I’ve been thinking a lot about loyalty. When your homeland is corrupt and has been for decades longer than anyone really realised, how can you be loyal to it?
And when you have experienced not only the rank corruption of your homeland but of the two other countries you best know, then how on earth can someone oblige you to profess loyalty to such a mess as all that lived experience leaves behind?
What right does someone have to demand of you that you stop seeing things in black & white? Like if the person who raped me back in 2004 I should see as the victim of the event? Like not see things in this kind of black & white but in pleasing shades of grey instead? “Oh, it’s ok love: it was just a thing of greys … that thing you made me do.”
Because some things are black & white: that’s why the couplet exists and has arisen in the first place as a figure of speech. And tbh, as a writer I should advocate a right for anyone to say at the very least they have every obligation to write in black & white. The colour of words on paper or a screen, if nothing else.
Love is love. Yes. But sacrificial love of corrupt people and places is not love. It’s not. And the relativism that says that sacrifice as a discourse of choice of this same idea of love rather than a tragic outcome of the circumstances surrounding the same is just not on: no, sir.
Sir, lady, any-gender, all-genders … it makes no difference. It’s not what love is about.
Certain forces in our societies across the globe have poisoned our capacity to trust not each other but the fact of life’s final ability to bless us daily. It’s true. I once wrote about it: a blogpost on what I called the Petri-dish theory of creating better society. Not particularly original, granted; but penicillin representing the good people most of us are versus the bacterial cultures that are practically all powerful persons and organisations. The idea being to create our own Petri dishes out of which parallel worlds so overwhelmingly attractive would emerge and serve to quench the fire of the powerful with the water of the rest of us.

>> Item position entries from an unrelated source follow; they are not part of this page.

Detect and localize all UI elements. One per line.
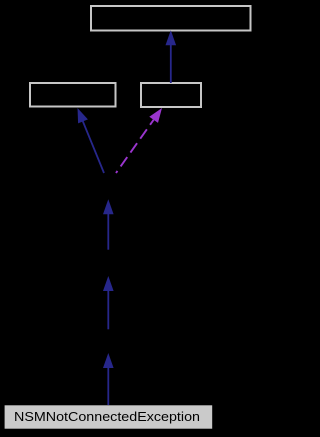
inheritance arrow: hidden node 3 to hidden node 2: [103, 276, 114, 329]
node: right parent class box (empty): [141, 83, 201, 107]
inheritance arrow: right parent to top base: [166, 30, 177, 83]
svg-text:NSMNotConnectedException: NSMNotConnectedException: [14, 410, 200, 424]
node: top base class box (empty, NSObject): [91, 6, 251, 31]
usage arrow: hidden child to right parent (dashed, darkorchid): [116, 108, 162, 173]
inheritance arrow: hidden child to left parent (solid): [78, 108, 105, 173]
inheritance arrow: NSMNotConnectedException to hidden node 3: [103, 353, 114, 405]
node NSMNotConnectedException (current class, grey filled): [5, 405, 213, 428]
inheritance arrow: hidden node 2 to hidden node 1: [103, 199, 114, 250]
node: left parent class box (empty): [30, 83, 116, 107]
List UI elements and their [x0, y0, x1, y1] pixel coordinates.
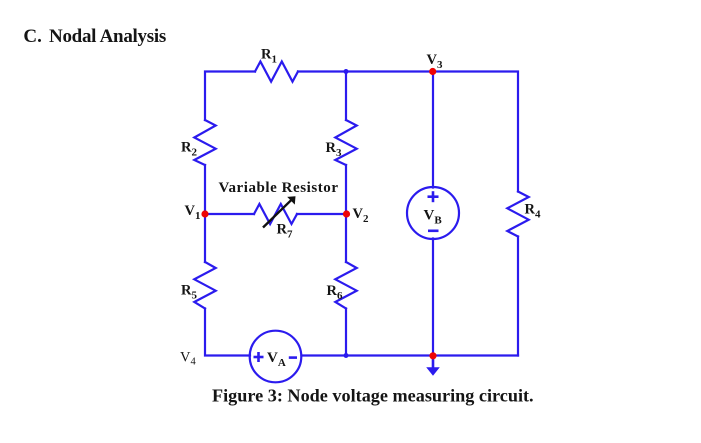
svg-text:C.: C.: [23, 26, 41, 47]
wire top-left segment: [205, 72, 255, 121]
wire middle branch center: [345, 165, 347, 262]
wire R7 to node V2: [297, 213, 346, 215]
resistor R4: [507, 192, 528, 237]
wire bottom segment right of VA: [302, 354, 519, 356]
wire right-bottom segment: [517, 237, 519, 356]
svg-text:Figure 3: Node voltage measuri: Figure 3: Node voltage measuring circuit…: [212, 386, 534, 406]
wire left-middle segment: [204, 165, 206, 262]
ground arrow: [426, 356, 440, 376]
wire middle branch bottom: [345, 309, 347, 356]
node V1 red dot: [201, 210, 208, 217]
VB plus sign: [254, 191, 439, 362]
resistor R7 variable: [254, 204, 297, 224]
resistor R2: [194, 120, 215, 165]
node V2 red dot: [343, 210, 350, 217]
VA minus sign: [289, 356, 297, 359]
junction node top of R3 branch: [344, 69, 349, 74]
junction node bottom of R6 branch: [344, 353, 349, 358]
variable resistor arrow R7: [263, 196, 296, 227]
ground node red dot: [429, 352, 436, 359]
wire VB bottom to ground node: [432, 239, 434, 356]
voltage source VB circle: [407, 187, 459, 239]
VB minus sign: [428, 230, 439, 233]
resistor R6: [335, 262, 356, 309]
svg-text:Variable Resistor: Variable Resistor: [219, 180, 339, 196]
node V3 red dot: [429, 68, 436, 75]
wire top-right segment: [298, 72, 518, 192]
wire V3 branch to VB top: [432, 72, 434, 188]
resistor R5: [194, 262, 215, 309]
resistor R3: [335, 120, 356, 165]
wire left-bottom segment: [205, 309, 250, 356]
voltage source VA circle: [250, 331, 302, 383]
svg-text:Nodal Analysis: Nodal Analysis: [49, 26, 166, 47]
wire middle branch top: [345, 72, 347, 121]
wire node V1 to R7: [205, 213, 254, 215]
VA plus sign: [254, 356, 264, 359]
resistor R1: [255, 62, 298, 82]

Not fire with fire any more: fire with water. Intelligent and quite stealthy victory. Without breast-beating in the least. Just achieving, covertly behind the scenes … and the bad guys realising nothing in time.
But even as I write these words and sustain their value, I’m also firm about what I call macro- & micro-strategising. The former, the big picture. The latter, the journey and its sometimes hugely unpredictable details, which unavoidably will cumulatively impact, surprisingly always, on the original projections.
This is why fighting fire with water — love — must be our big picture, whilst fire with fire is the journey, occasionally.
That is, sacrifice.
I now philosophise both into concepts I will never abandon. The first, my crime and loophole work. The second, happier cleverer societies.
And underpinning both, love on my part. For the humans we all can be.